It has been said that a hungry man is an angry man, and if an SWS survey conducted last year is to be believed, there are about 4.3 million households that are pretty pissed right now.
The government has admitted that the current global financial crisis has affected food security, but says that it has programs and plans to address the problem.
Given how the government can take a P1-billion grant to curb corruption and still end up with worse corruption, we’re better off fending for ourselves.
Said fending for ourselves primarily limited to foraging at the supermarket, here are some god-sends from the ’80s that will keep you and your wallet relatively full (if not necessarily happy.)
Mang Tomas
If Perla is the jack-of-all-trades in the world of soap, Mang Tomas is the Jack (Bauer) and MacGyver of food in general. Not that it will fashion a helicopter out of spare parts or bust you out of a Vietnames POW camp, but it comes pretty damned close for something made of chopped liver.

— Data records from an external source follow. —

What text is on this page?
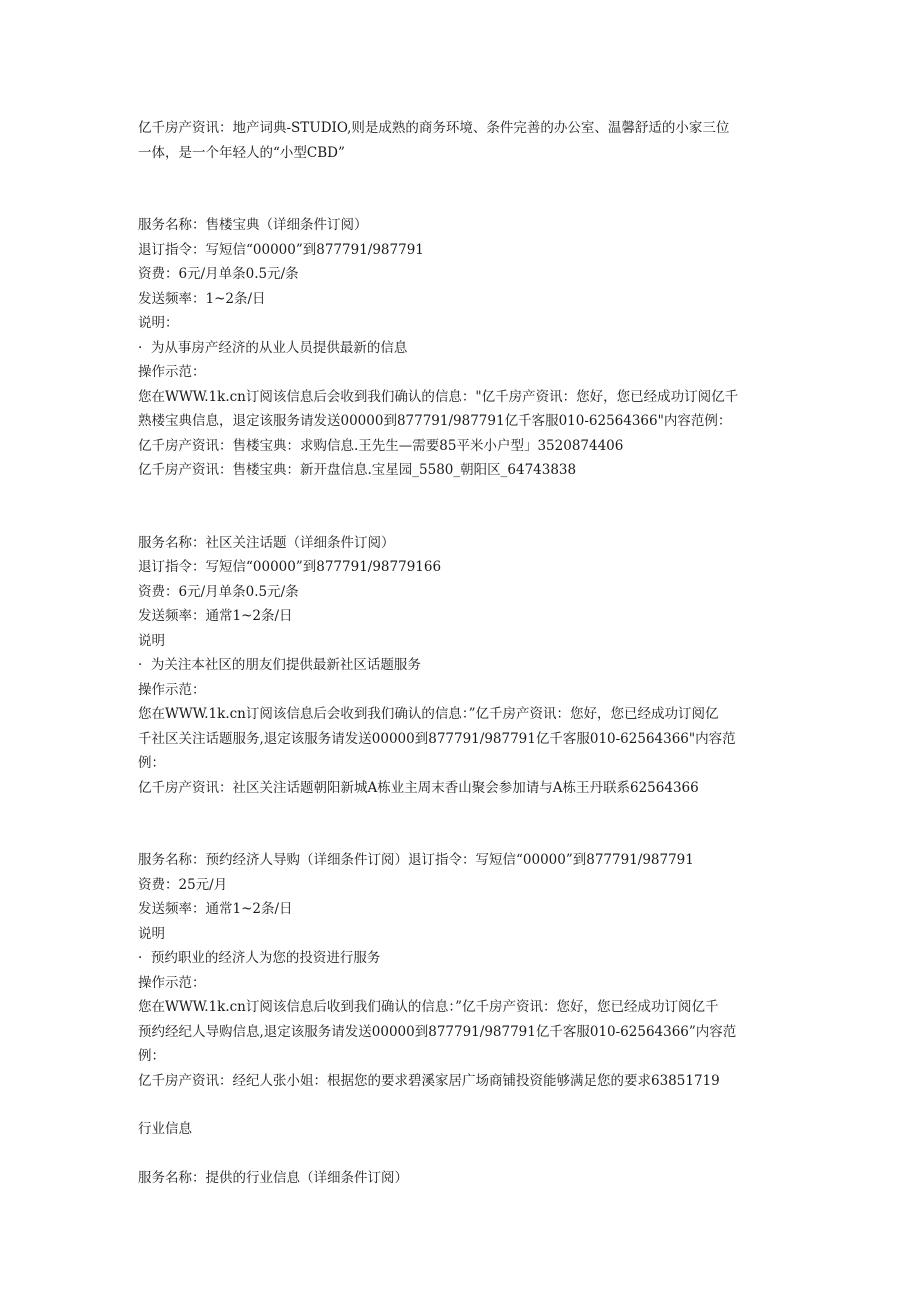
亿千房产资讯：地产词典-STUDIO,则是成熟的商务环境、条件完善的办公室、温馨舒适的小家三位
一体，是一个年轻人的“小型CBD”
服务名称：售楼宝典（详细条件订阅）
退订指令：写短信“00000”到877791/987791
资费：6元/月单条0.5元/条
发送频率：1~2条/日
说明：
·  为从事房产经济的从业人员提供最新的信息
操作示范：
您在WWW.1k.cn订阅该信息后会收到我们确认的信息："亿千房产资讯：您好，您已经成功订阅亿千
熟楼宝典信息，退定该服务请发送00000到877791/987791亿千客服010-62564366"内容范例：
亿千房产资讯：售楼宝典：求购信息.王先生—需要85平米小户型」3520874406
亿千房产资讯：售楼宝典：新开盘信息.宝星园_5580_朝阳区_64743838
服务名称：社区关注话题（详细条件订阅）
退订指令：写短信“00000”到877791/98779166
资费：6元/月单条0.5元/条
发送频率：通常1~2条/日
说明
·  为关注本社区的朋友们提供最新社区话题服务
操作示范：
您在WWW.1k.cn订阅该信息后会收到我们确认的信息：”亿千房产资讯：您好，您已经成功订阅亿
千社区关注话题服务,退定该服务请发送00000到877791/987791亿千客服010-62564366"内容范
例：
亿千房产资讯：社区关注话题朝阳新城A栋业主周末香山聚会参加请与A栋王丹联系62564366
服务名称：预约经济人导购（详细条件订阅）退订指令：写短信“00000”到877791/987791
资费：25元/月
发送频率：通常1~2条/日
说明
·  预约职业的经济人为您的投资进行服务
操作示范：
您在WWW.1k.cn订阅该信息后收到我们确认的信息：”亿千房产资讯：您好，您已经成功订阅亿千
预约经纪人导购信息,退定该服务请发送00000到877791/987791亿千客服010-62564366”内容范
例：
亿千房产资讯：经纪人张小姐：根据您的要求碧溪家居广场商铺投资能够满足您的要求63851719
行业信息
服务名称：提供的行业信息（详细条件订阅）
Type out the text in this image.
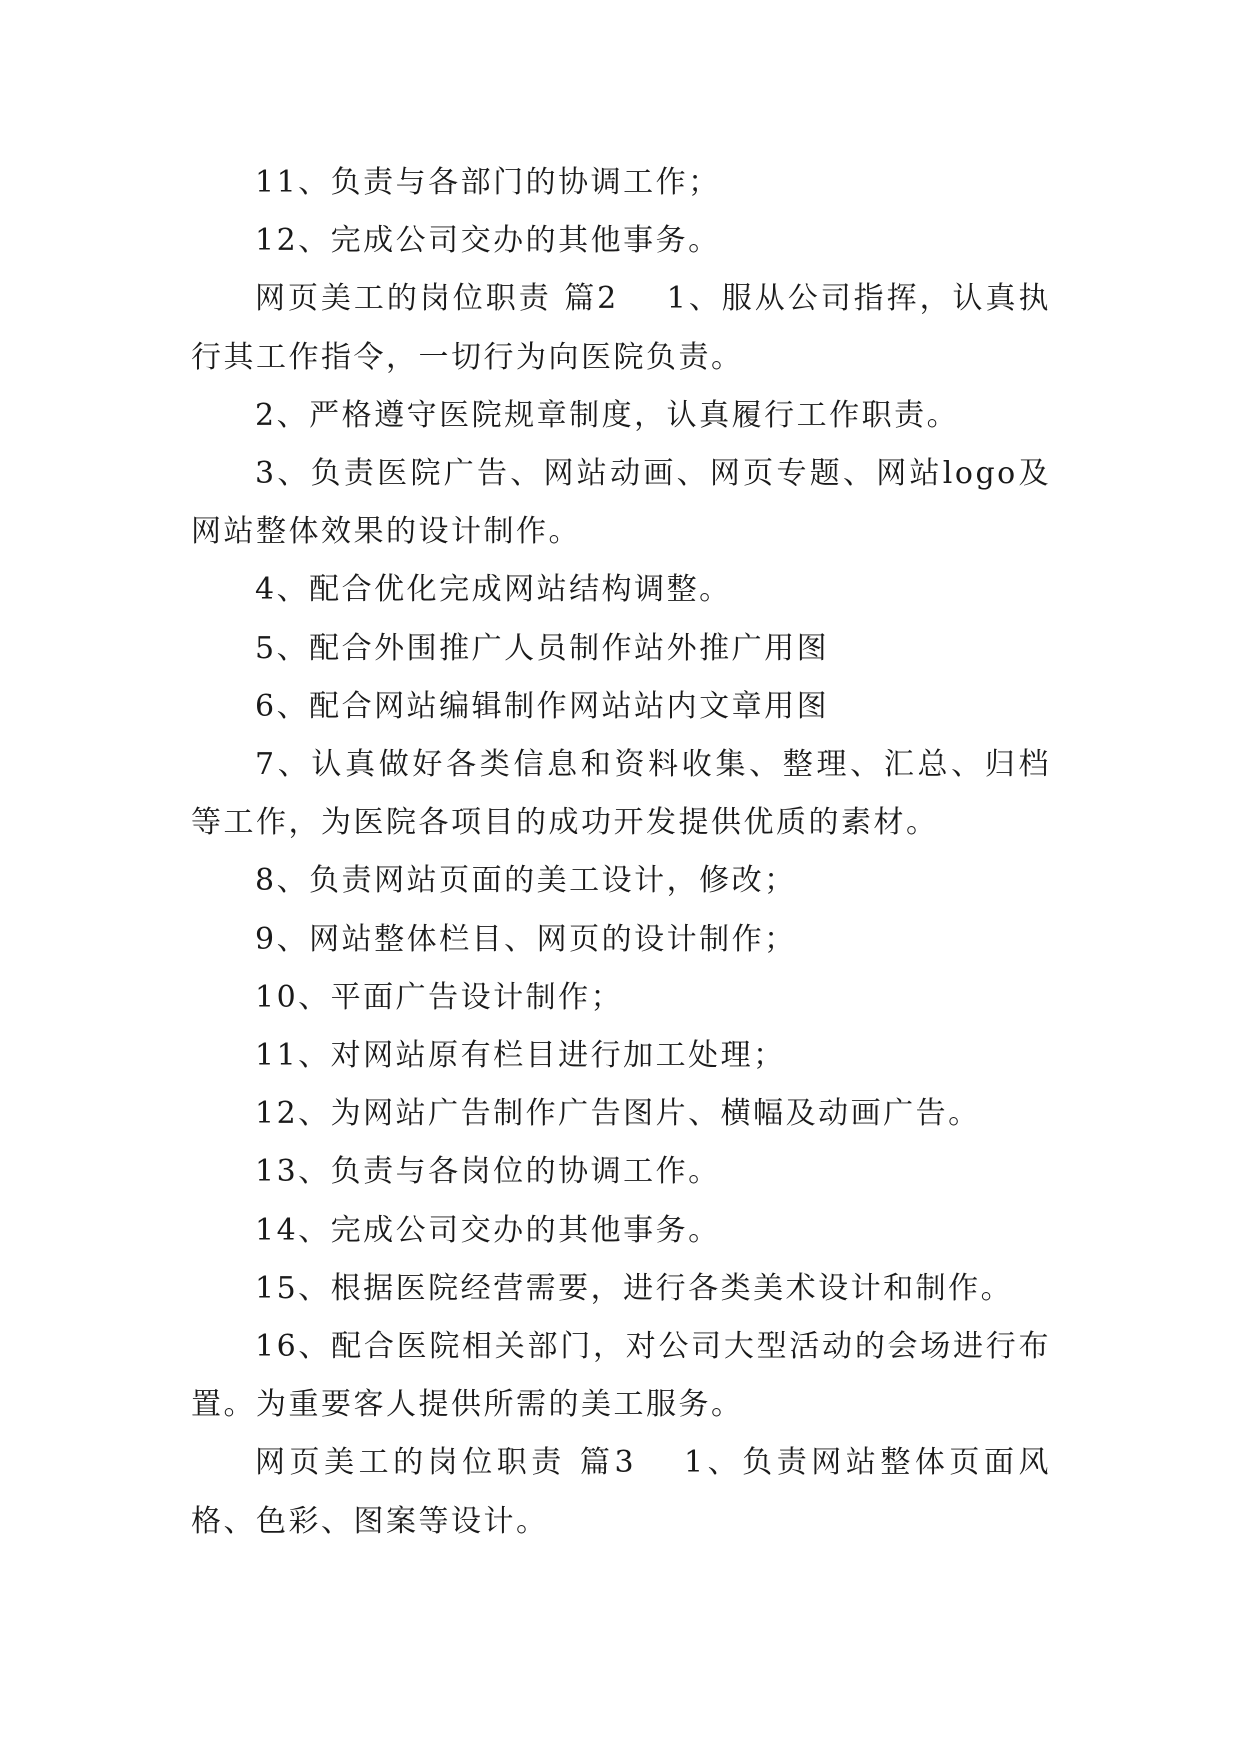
11、负责与各部门的协调工作；

12、完成公司交办的其他事务。

网页美工的岗位职责 篇2 1、服从公司指挥，认真执行其工作指令，一切行为向医院负责。

2、严格遵守医院规章制度，认真履行工作职责。

3、负责医院广告、网站动画、网页专题、网站logo及网站整体效果的设计制作。

4、配合优化完成网站结构调整。

5、配合外围推广人员制作站外推广用图

6、配合网站编辑制作网站站内文章用图

7、认真做好各类信息和资料收集、整理、汇总、归档等工作，为医院各项目的成功开发提供优质的素材。

8、负责网站页面的美工设计，修改；

9、网站整体栏目、网页的设计制作；

10、平面广告设计制作；

11、对网站原有栏目进行加工处理；

12、为网站广告制作广告图片、横幅及动画广告。

13、负责与各岗位的协调工作。

14、完成公司交办的其他事务。

15、根据医院经营需要，进行各类美术设计和制作。

16、配合医院相关部门，对公司大型活动的会场进行布置。为重要客人提供所需的美工服务。

网页美工的岗位职责 篇3 1、负责网站整体页面风格、色彩、图案等设计。
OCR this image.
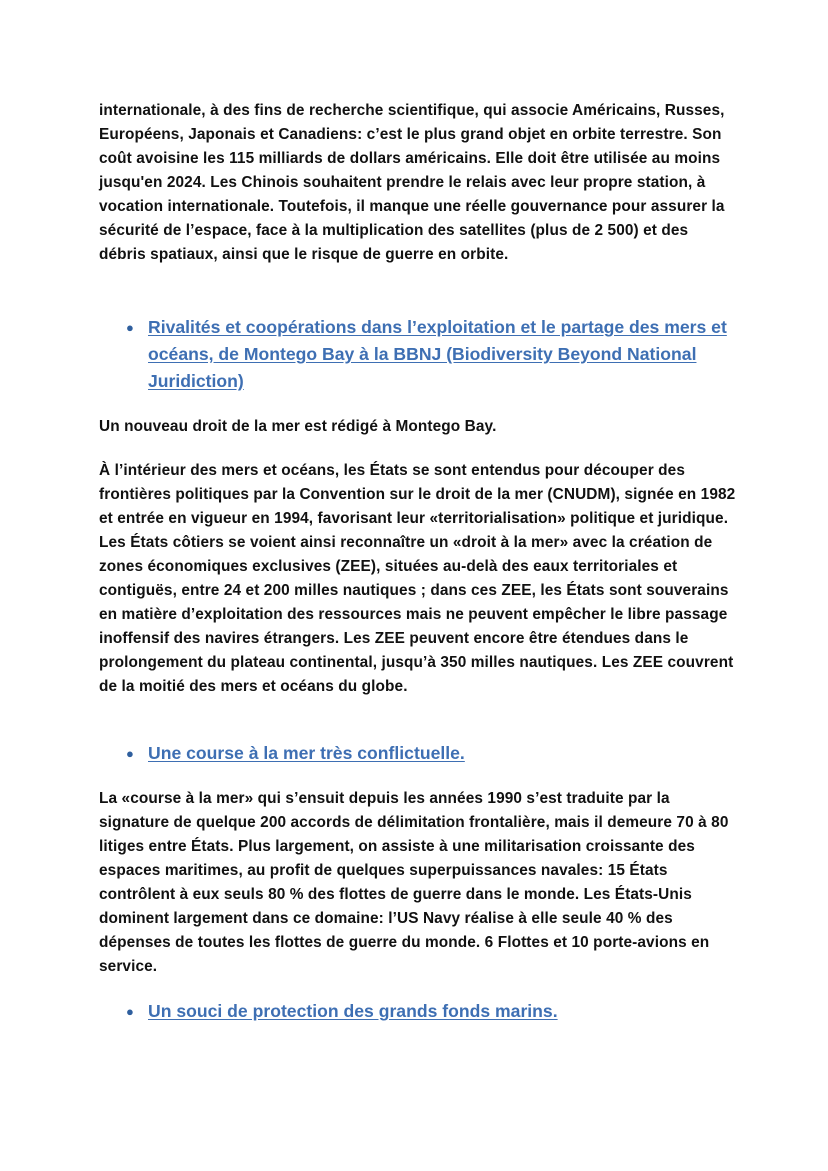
internationale, à des fins de recherche scientifique, qui associe Américains, Russes, Européens, Japonais et Canadiens: c’est le plus grand objet en orbite terrestre. Son coût avoisine les 115 milliards de dollars américains. Elle doit être utilisée au moins jusqu'en 2024. Les Chinois souhaitent prendre le relais avec leur propre station, à vocation internationale. Toutefois, il manque une réelle gouvernance pour assurer la sécurité de l’espace, face à la multiplication des satellites (plus de 2 500) et des débris spatiaux, ainsi que le risque de guerre en orbite.

● Rivalités et coopérations dans l’exploitation et le partage des mers et océans, de Montego Bay à la BBNJ (Biodiversity Beyond National Juridiction)

Un nouveau droit de la mer est rédigé à Montego Bay.

À l’intérieur des mers et océans, les États se sont entendus pour découper des frontières politiques par la Convention sur le droit de la mer (CNUDM), signée en 1982 et entrée en vigueur en 1994, favorisant leur «territorialisation» politique et juridique. Les États côtiers se voient ainsi reconnaître un «droit à la mer» avec la création de zones économiques exclusives (ZEE), situées au-delà des eaux territoriales et contiguës, entre 24 et 200 milles nautiques ; dans ces ZEE, les États sont souverains en matière d’exploitation des ressources mais ne peuvent empêcher le libre passage inoffensif des navires étrangers. Les ZEE peuvent encore être étendues dans le prolongement du plateau continental, jusqu’à 350 milles nautiques. Les ZEE couvrent de la moitié des mers et océans du globe.

● Une course à la mer très conflictuelle.

La «course à la mer» qui s’ensuit depuis les années 1990 s’est traduite par la signature de quelque 200 accords de délimitation frontalière, mais il demeure 70 à 80 litiges entre États. Plus largement, on assiste à une militarisation croissante des espaces maritimes, au profit de quelques superpuissances navales: 15 États contrôlent à eux seuls 80 % des flottes de guerre dans le monde. Les États-Unis dominent largement dans ce domaine: l’US Navy réalise à elle seule 40 % des dépenses de toutes les flottes de guerre du monde. 6 Flottes et 10 porte-avions en service.

● Un souci de protection des grands fonds marins.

Originally marketed as lechon sauce, it needed to rethink its strategy once lechon became a once-a-year delicacy so it soon became a sauce-for-all-seasons. Lechon manok, porkchops, crispy pata, sundry pork products. Pretty much anything would taste better with Mang Tomas. It was like edible weed if weed weren’t already edible in itself.
For the really poor (or high,) Mang Tomas was good as a substitute for meat. Poured on rice, it was not so cruel as not being fed. Mang Tomas was arrogant enough to advertise that it was good on bread, much like, say peanut butter, jam, and other bread spreads not made of chopped liver. And it does make sense, after a fashion. It was like duck liver pate, only made of pork, runny, and was the final undeniable sign that your parents just weren’t making enough.
Colored Bread
There was a time when an afternoon snack consisted of some random bread from the sari-sari store and some soda. If you were a bit more middle class than most, you got pan de coco or spanish bread. This was basically bread filled with margarine or coco jam, good for that extra burst of sugar to tide you over until dinner.
For those on a tighter budget, it was colored bread. Essentially, this was just plain bread, likea dinner roll, made festive with food coloring. The coloring didn’t really add anything to the bread, but one must keep up appearances.
So, you had random chocolate-colored bread, ube-colored bread and the sickly-pink-red pan de regla (bread of menstruation. If nothing else, the color helped distract you from the fact that you were hungry.
And then, of course, there was the rarely-seen but forever-remembered mutation called rainbow bread.
If you’re not at a birthday party and are made to eat rainbow bread, your mother probably resented you for being born.
Healthy Snacks
Most kids hate vegetables. Most kids love snacks. So, someone came up with the most insidious plot to deceive children since a wolf pretended to be someone’s granny: they made Snacku! vegetable flavored snacks.
Made of healthy rice crackers and fortified with iron, it would have been the golden mean between what kids want and what parents want their children to eat, finally bridging the gap between generations while keeping kids healthy.
Like most utopian ideas, it failed horribly. Snacku! tasted worse than okra (universally hated by children) and had a suspiciously green tinge, like someone had gotten too creative with their watercolouring project (or had no talent.) The ultimate test to find out if your parents secretly hated you was if they gave you Snacku! in the afternoons.
In time, children were practically begging to be fed actual vegetables instead of this mutated munchy. They even offered to do extra chores and eat soap just to get away from this stuff.
Sadly, with a more health-conscious consumer in mind, many other “healthy snacks” are being offered on the market now.
And we’re not talking about peanuts or sunflower seeds, either. We mean vitamin-fortified corn-based snacks that are little more than updated Snacku!. Even sadder, not even twenty years of technological advancements have succeeded in making them not taste like ass.